- Oombulgurri
- Interactive map of Oombulgurri
- Coordinates: 15°11′00″S 127°51′00″E﻿ / ﻿15.18333°S 127.85000°E
- Country: Australia
- State: Western Australia
- LGA: Shire of Wyndham-East Kimberley;
- Location: 45 km (28 mi) from Wyndham; 120 km (75 mi) from Kununurra;
- Established: 1973
- Abolished: 2011

Government
- • State electorate: Kimberley;
- • Federal division: Durack;

Area
- • Total: 12,184.3 km^{2} (4,704.4 sq mi)
- Elevation: 385 m (1,263 ft)

Population
- • Total: 27 (SAL 2021)
- Postcode: 6740
- Mean max temp: 33.1 °C (91.6 °F)
- Mean min temp: 18.6 °C (65.5 °F)
- Annual rainfall: 1,106.6 mm (43.57 in)

= Oombulgurri Community, Western Australia =

Former community in Western Australia

Oombulgurri, also written as Umbulgara and Oombulgarri, was an Aboriginal community in the eastern Kimberley, 45 km by air and about 210 km by road northwest of Wyndham. It was first established as the Forrest River Mission in 1913. It had a population of 107 as of the 2006 census. It was inhabited by the Yeidji people who now self-identify as Balanggarra. In 2011, the government of Western Australia encouraged residents of Oombulgurri to move elsewhere, after it deemed the community unsustainable. The last residents from Oombulgurri were relocated to Wyndham just before Christmas 2011. There is still a locality with this name that includes the surrounding area, which had a population of 27 at the 2021 census.

==History==
===Mission establishment===
The Anglican Forrest River Mission for Aborigines was founded in 1896–97 by Harold Hale but was abandoned after a few months. A permanent mission, known as the Forrest River Mission, was established on the site in 1913 by the bishop of the north west, Gerard Trower. In December 1913, Anglican priest Ernest Gribble took charge, three years after he was forced to resign as superintendent at Yarrabah. His key assistants included James and Angelina Noble. Gribble remained as superintendent until the early 1930s.

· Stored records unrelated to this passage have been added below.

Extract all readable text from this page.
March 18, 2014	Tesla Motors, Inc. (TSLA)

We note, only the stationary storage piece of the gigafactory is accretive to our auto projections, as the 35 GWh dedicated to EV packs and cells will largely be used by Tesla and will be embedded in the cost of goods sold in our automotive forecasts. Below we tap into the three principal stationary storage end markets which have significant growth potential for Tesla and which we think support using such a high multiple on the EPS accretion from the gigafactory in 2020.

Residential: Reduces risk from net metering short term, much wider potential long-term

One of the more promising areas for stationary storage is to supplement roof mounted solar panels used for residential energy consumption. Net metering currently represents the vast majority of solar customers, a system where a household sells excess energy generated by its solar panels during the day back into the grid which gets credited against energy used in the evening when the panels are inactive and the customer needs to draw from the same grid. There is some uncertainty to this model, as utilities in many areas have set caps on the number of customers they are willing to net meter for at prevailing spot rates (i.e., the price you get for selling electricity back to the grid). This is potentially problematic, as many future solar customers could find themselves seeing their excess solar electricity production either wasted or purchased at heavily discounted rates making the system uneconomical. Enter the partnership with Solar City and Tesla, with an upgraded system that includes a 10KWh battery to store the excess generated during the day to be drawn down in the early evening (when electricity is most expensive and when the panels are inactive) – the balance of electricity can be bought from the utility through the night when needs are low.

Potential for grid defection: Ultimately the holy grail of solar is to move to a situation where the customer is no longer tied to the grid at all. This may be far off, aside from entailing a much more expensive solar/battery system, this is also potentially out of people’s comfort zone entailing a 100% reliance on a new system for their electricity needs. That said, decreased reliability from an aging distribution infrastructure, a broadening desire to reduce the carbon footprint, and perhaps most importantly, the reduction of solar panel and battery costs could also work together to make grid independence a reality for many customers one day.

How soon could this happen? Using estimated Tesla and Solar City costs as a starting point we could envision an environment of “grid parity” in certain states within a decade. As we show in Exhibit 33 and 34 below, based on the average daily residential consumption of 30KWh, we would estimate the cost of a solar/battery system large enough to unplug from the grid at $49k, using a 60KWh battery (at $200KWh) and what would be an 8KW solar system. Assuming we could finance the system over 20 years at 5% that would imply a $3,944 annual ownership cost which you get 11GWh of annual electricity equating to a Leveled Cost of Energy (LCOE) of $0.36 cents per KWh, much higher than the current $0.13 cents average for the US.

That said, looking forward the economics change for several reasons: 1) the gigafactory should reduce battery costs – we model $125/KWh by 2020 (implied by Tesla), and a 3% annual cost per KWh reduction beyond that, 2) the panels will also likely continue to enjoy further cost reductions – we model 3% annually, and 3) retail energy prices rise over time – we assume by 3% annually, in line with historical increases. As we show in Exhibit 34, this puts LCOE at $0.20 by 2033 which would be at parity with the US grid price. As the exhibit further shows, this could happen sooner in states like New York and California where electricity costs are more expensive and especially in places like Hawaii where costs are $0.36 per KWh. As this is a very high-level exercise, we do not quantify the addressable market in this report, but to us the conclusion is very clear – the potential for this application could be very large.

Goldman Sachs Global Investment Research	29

In 1926 the mission was plagued by an influenza epidemic and impacted by the Forrest River massacre, where police killed a number of Aboriginal people.

The mission was closed in 1969, after the 1967 Aboriginal referendum.

In 1973, fifty Aboriginal people decided to resettle their abandoned tribal land and rename it Oombulgurri. Within a year, the population had grown to 200. Infrastructure and welfare programs were set up in the 1970s and 1980s to provide the residents with basic amenities and to allow the town to become self-sufficient.

===Child sex investigation===
After a report was compiled on an alleged paedophile ring at the Aboriginal community of Kalumburu in the Kimberley, a police investigation in 2007 resulted in the arrests of three men and a juvenile from Oombulgurri, including a former chairman of the community; two men and the juvenile were charged.

===Coronial inquest into Aboriginal deaths===
In 2007 a coronial inquiry began into Aboriginal deaths in the Kimberley, including five in Oombulgurri. It revealed high levels of alcohol abuse, suicide and child neglect in Oombulgurri. Following the inquest, in November 2008 alcohol was banned in Oombulgurri.

==Closure==
In October 2010, the government of Western Australia announced plans to close the community of Oombulgurri, as its population had decreased from 150 to less than 50. In February 2011, the government was reportedly considering a number of proposals about the community's future once all the residents had moved out, including converting it into a tourism retreat or a juvenile justice facility. On 1 March 2011, the community's only store was dismantled and removed by boat. As of 2 March 2011, only seven residents still remained in Oombulgurri. Shortly before Christmas of 2011, the remaining residents were relocated to Wyndham. In 2014 the state government demolished most of the buildings at the site, despite opposition by former residents and a campaign to prevent the demolition by Amnesty International Australia.

==Access==
Oombulgurri is only reliably accessible by boat or by air, as the unsealed track leading from Home Valley Station to the community is washed out most of the year due to the wet season; the total road distance from the nearest town, Wyndham, is about 210 km. There is an airstrip nearby for light aircraft. Access is also possible via a dirt road from Kalumburu; the distance from there to Oombulgurri is 308 km.